Güvercin: Sie haben natürlich Recht, wenn sie die Heterogenität der Muslime betonen. Natürlich sind die Muslime in Deutschland keine homogene Masse. Das ist aber in der islamischen Welt nicht anders. Aber es gibt gemeinsame Merkmale der jungen deutschen Muslime. Sie sind hier geboren, hier aufgewachsen. Deutsch ist ihre Muttersprache und sie betrachten Deutschland als ihr Heimatland. Ich als junger deutscher Muslime lehne den Begriff »Migrationshintergrund« ab. Statt über einen vermeintlichen Hintergrund zu spekulieren, ist es längst fällig, über den Vordergrund zu sprechen. Und die Zuschreibungen in der Debatte der letzten Jahre, dass man als junger Muslim in Deutschland irgendwie zwischen zwei Kulturen hängt und ein Identitätskonflikt mit sich schleppe, öden mich an. Ich habe nie ein Identitätsproblem gehabt. Vielmehr habe ich die wundervolle Chance gehabt, sowohl über meine Eltern von der türkischen Kultur etwas mitzunehmen, als auch von der deutschen Kultur. Aber das hat keine Auswirkungen auf meine Identität als Muslim, weil der Islam eben keine Kultur ist. Das zeigt auch die lange Geschichte des Islams, indem er sich verschiedenen Kulturen angepasst hat, ohne seinen wahren Kern zu verlieren. Der Islam ist kompatibel mit jeder Kultur. Und die Muslime – egal wo sie leben – haben man natürlich etwas, das sie verbindet. Das sind die fünf Säulen des Islam, unabhängig davon, ob man nun praktizierend ist oder nicht. Der französische Philosoph Michel Serres hat vor einigen Tagen in Köln die ganze Identitätsdebatten schön auf den Punkt gebracht. Er meinte, dass ein Leben führen für ihn nicht bedeute, sich an der Auflösung von Widersprüchen zu verschleißen, sondern eine Perspektive zu gewinnen, in der Identität, dieser Götze unserer Nationalkultur, als eine »Macke der Sprache« erscheine. Er betonte dabei auch, dass man Identität und kulturelle, religiöse oder sexuelle Zugehörigkeit nicht verwechseln dürfe.

 

Welche Auswirkungen haben Aussagen, etwa von Politikern, die behaupten, der Islam gehöre nicht zu Deutschland, auf die Generation junger Muslime in Deutschland?

Güvercin: In meinem Umfeld beobachte ich schon, dass solche Aussagen Auswirkungen bei den jungen Muslimen haben. Einige sind frustriert über diesen Populismus und den Rassismus.
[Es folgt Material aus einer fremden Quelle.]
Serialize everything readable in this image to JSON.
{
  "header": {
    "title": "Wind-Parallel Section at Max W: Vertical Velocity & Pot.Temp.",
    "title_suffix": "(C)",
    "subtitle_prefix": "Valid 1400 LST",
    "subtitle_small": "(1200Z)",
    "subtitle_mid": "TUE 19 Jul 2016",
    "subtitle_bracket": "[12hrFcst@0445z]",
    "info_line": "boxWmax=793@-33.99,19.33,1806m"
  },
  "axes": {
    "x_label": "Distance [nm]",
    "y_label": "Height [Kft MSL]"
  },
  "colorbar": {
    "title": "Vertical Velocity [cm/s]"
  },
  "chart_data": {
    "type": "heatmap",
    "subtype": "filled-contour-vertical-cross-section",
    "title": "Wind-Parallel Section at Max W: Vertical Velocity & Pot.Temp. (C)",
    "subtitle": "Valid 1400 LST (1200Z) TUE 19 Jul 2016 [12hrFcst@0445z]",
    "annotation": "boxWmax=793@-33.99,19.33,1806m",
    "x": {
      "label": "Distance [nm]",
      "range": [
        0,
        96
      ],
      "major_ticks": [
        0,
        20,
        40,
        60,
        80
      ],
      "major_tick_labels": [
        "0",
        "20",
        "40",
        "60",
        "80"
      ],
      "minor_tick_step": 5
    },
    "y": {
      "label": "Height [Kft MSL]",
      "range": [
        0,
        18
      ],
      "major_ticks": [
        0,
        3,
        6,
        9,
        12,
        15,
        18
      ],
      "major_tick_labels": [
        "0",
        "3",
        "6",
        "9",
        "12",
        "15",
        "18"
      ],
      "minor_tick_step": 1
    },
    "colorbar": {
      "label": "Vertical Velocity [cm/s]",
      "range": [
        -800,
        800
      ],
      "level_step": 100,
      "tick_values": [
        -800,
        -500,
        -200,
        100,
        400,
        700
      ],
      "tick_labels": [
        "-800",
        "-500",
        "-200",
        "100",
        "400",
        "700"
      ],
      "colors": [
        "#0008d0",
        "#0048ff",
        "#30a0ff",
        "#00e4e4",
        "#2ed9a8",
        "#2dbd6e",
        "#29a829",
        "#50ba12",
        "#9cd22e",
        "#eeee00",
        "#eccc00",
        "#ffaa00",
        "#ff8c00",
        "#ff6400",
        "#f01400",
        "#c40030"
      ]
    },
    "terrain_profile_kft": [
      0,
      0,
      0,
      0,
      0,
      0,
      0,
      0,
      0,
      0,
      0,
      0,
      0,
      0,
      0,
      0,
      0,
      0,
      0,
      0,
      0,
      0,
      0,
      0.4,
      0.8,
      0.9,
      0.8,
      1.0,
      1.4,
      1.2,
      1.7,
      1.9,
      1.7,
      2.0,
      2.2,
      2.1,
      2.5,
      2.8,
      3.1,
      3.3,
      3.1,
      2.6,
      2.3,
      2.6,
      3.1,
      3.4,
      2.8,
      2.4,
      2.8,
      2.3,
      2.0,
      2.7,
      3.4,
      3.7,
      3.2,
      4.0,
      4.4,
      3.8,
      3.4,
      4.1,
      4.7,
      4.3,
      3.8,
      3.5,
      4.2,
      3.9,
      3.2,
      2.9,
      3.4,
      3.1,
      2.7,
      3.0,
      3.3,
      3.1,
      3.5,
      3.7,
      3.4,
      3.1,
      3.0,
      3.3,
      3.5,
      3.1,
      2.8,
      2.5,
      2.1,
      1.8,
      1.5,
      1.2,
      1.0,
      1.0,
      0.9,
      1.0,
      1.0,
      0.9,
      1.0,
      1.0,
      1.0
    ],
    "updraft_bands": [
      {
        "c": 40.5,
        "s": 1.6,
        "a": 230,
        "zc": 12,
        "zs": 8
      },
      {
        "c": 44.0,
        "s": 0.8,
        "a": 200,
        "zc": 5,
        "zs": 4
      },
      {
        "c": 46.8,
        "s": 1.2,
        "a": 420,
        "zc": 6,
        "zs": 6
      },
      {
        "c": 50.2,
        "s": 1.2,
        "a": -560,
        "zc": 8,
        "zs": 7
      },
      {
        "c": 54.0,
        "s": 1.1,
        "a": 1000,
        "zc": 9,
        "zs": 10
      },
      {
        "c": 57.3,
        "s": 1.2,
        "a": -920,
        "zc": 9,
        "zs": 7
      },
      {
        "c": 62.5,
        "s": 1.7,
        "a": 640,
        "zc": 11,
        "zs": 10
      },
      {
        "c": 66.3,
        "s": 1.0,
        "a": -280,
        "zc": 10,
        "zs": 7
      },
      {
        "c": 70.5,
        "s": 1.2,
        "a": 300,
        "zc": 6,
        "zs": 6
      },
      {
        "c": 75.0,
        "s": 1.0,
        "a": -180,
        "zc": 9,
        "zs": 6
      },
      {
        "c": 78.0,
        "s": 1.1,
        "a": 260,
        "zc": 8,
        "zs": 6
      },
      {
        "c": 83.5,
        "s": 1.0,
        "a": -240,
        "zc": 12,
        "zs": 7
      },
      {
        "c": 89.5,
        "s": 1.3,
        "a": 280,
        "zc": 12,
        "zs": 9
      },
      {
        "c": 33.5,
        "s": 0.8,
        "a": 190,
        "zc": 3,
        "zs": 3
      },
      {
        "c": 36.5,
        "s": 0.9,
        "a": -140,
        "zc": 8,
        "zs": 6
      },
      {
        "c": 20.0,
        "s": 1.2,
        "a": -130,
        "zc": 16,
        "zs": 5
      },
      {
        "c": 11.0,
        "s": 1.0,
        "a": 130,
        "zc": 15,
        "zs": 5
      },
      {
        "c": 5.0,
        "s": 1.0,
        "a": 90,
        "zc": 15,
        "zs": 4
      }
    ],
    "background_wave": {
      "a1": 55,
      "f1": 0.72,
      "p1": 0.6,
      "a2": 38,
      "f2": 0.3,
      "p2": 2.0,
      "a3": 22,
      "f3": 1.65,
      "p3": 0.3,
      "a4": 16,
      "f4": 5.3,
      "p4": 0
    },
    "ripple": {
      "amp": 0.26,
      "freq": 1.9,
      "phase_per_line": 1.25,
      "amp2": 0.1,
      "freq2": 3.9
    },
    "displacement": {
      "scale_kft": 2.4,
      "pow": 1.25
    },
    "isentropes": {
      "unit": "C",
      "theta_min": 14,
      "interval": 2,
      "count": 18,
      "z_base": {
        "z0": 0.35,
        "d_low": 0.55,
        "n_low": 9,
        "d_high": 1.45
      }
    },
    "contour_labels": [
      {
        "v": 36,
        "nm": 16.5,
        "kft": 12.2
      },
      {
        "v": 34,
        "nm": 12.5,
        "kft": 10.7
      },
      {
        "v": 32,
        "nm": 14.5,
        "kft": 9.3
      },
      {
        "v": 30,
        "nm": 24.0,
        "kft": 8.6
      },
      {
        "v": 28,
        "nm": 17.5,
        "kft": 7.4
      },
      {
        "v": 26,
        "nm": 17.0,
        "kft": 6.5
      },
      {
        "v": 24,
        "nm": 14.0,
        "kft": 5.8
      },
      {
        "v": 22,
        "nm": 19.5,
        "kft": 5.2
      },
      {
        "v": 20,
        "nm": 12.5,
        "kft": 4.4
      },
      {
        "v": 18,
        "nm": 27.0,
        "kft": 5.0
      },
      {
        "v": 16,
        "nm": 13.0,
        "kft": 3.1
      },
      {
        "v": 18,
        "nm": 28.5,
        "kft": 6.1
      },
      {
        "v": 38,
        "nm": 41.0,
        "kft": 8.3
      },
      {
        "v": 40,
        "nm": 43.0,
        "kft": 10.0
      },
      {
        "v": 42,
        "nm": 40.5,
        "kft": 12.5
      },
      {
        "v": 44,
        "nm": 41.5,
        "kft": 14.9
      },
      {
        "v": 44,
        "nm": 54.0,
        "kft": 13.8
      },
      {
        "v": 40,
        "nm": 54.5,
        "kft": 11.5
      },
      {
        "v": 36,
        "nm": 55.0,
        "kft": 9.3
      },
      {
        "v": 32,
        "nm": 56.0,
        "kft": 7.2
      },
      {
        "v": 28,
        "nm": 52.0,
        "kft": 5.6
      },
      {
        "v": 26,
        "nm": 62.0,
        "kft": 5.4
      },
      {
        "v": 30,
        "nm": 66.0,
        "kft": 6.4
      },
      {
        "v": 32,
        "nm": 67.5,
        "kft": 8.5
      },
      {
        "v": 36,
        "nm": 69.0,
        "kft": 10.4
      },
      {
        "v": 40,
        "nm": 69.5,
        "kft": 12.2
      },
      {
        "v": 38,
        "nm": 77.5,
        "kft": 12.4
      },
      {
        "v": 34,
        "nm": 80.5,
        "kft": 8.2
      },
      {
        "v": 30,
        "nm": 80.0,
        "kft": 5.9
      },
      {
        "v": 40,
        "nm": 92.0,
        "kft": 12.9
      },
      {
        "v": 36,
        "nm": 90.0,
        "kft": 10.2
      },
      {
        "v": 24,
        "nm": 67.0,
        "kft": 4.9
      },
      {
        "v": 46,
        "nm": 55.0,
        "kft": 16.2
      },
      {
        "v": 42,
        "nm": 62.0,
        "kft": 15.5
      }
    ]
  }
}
Manch einer spielt sogar mit dem Gedanken, nach dem Studium auszuwandern, weil man das Gefühl hat, dass man anderswo bessere Chancen hat, was die gesellschaftliche Anerkennung oder die berufliche Perspektive angeht. Bei mir persönlich haben diese Stammtischparolen von Politikern keine Auswirkung. Genauso wenig, wie ich bei der viel diskutierten Aussage von Wulff, dass der Islam ein Teil Deutschland ist, gejubelt habe, fluche ich auch nicht, wenn ein Populist hinausposaunt, dass der Islam nicht zu Deutschland gehöre. Mein Selbstverständnis mache ich nicht von Politikern abhängig.

 

Im Schlusssatz Ihres Buches heißt es: »Die westliche Polemik gegen den Islam ist eine Polemik gegen Religion überhaupt.« Ist es denn im Westen aber nicht erlaubt, gegen Religion zu polemisieren? Immerhin leben wir in einer säkularisierten Gesellschaft.
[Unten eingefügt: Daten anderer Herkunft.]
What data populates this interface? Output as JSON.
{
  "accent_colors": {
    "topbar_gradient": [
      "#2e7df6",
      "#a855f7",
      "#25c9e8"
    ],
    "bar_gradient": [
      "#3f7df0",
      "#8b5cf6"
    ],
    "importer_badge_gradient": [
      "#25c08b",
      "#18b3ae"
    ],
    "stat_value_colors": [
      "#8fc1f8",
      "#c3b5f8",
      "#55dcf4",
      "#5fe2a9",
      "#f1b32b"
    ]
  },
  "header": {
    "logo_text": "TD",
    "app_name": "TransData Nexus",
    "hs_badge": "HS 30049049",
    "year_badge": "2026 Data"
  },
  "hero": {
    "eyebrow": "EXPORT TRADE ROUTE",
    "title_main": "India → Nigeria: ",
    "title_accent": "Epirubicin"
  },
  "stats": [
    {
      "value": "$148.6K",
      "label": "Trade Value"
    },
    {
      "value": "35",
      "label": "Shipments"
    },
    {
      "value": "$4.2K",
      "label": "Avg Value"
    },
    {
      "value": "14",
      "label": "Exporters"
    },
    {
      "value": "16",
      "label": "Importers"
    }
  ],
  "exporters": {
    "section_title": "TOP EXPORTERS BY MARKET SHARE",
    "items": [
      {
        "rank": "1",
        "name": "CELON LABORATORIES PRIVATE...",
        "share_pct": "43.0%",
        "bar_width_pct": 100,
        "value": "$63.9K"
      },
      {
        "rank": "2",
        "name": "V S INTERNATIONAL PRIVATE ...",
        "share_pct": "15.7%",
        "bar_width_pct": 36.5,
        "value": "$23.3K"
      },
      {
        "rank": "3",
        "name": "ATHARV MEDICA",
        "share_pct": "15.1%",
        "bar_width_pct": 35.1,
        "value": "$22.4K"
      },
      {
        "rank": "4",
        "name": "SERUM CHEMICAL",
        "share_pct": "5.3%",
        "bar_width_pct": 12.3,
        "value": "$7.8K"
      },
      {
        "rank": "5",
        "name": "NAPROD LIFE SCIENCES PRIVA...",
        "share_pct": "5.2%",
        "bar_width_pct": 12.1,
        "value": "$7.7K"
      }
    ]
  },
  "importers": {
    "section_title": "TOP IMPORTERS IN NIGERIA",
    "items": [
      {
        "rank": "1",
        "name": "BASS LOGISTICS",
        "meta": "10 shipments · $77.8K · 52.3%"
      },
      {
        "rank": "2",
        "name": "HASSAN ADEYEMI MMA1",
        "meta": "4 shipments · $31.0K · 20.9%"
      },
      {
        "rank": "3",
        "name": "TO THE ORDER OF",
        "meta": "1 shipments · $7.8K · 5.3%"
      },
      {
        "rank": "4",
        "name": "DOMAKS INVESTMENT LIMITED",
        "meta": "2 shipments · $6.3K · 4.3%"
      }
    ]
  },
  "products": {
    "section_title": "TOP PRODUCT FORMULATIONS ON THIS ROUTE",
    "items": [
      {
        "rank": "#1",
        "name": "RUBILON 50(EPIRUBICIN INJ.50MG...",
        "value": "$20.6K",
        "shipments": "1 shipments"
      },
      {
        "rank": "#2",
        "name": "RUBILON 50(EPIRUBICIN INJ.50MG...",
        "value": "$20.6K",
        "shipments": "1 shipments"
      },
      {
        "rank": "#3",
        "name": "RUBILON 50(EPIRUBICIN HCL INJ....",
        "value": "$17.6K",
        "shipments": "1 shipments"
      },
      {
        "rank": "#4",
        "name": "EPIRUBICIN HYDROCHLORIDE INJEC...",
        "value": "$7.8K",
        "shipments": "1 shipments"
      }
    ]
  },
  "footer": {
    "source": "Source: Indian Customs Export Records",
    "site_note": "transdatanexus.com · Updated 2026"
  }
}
Güvercin: Leben wir wirklich in einer »säkularisierten Gesellschaft« oder wie sieht es mit der Irrationalität der dominanten Ökonomie aus? Natürlich ist es erlaubt, gegen Religion zu polemisieren. Ich will das auch keinem verbieten. Nur zeugt das nicht gerade von intellektueller Tiefe und Brillianz, wenn man gegen etwas polemisiert, was ohnehin für viele moderne Menschen obsolet zu sein scheint. Es ist natürlich einfach und gemütlich, sich über etwas lustig zu machen, was für andere Menschen eine größere Bedeutung hat, aber gleichzeitig in der Mehrheitsgesellschaft nicht mehr den Stellenwert hat, den es mal hatte. Das ist auch nicht wirklich mutig. Vielmehr finde ich es spannender, wenn die Menschen auch mal Kritik üben, da wo es für einen selber dann auch einmal ungemütlich werden kann. Nach oben ducken und nach unten treten, das kann jeder.

 

Von André Malraux stammt die Prophezeiung: »Das 21. Jahrhundert wird ein religiöses Jahrhundert sein«. Teilen Sie diese Einschätzung? Wenn ja, erwarten Sie dann auch ein Erstarken des Christentums in Deutschland?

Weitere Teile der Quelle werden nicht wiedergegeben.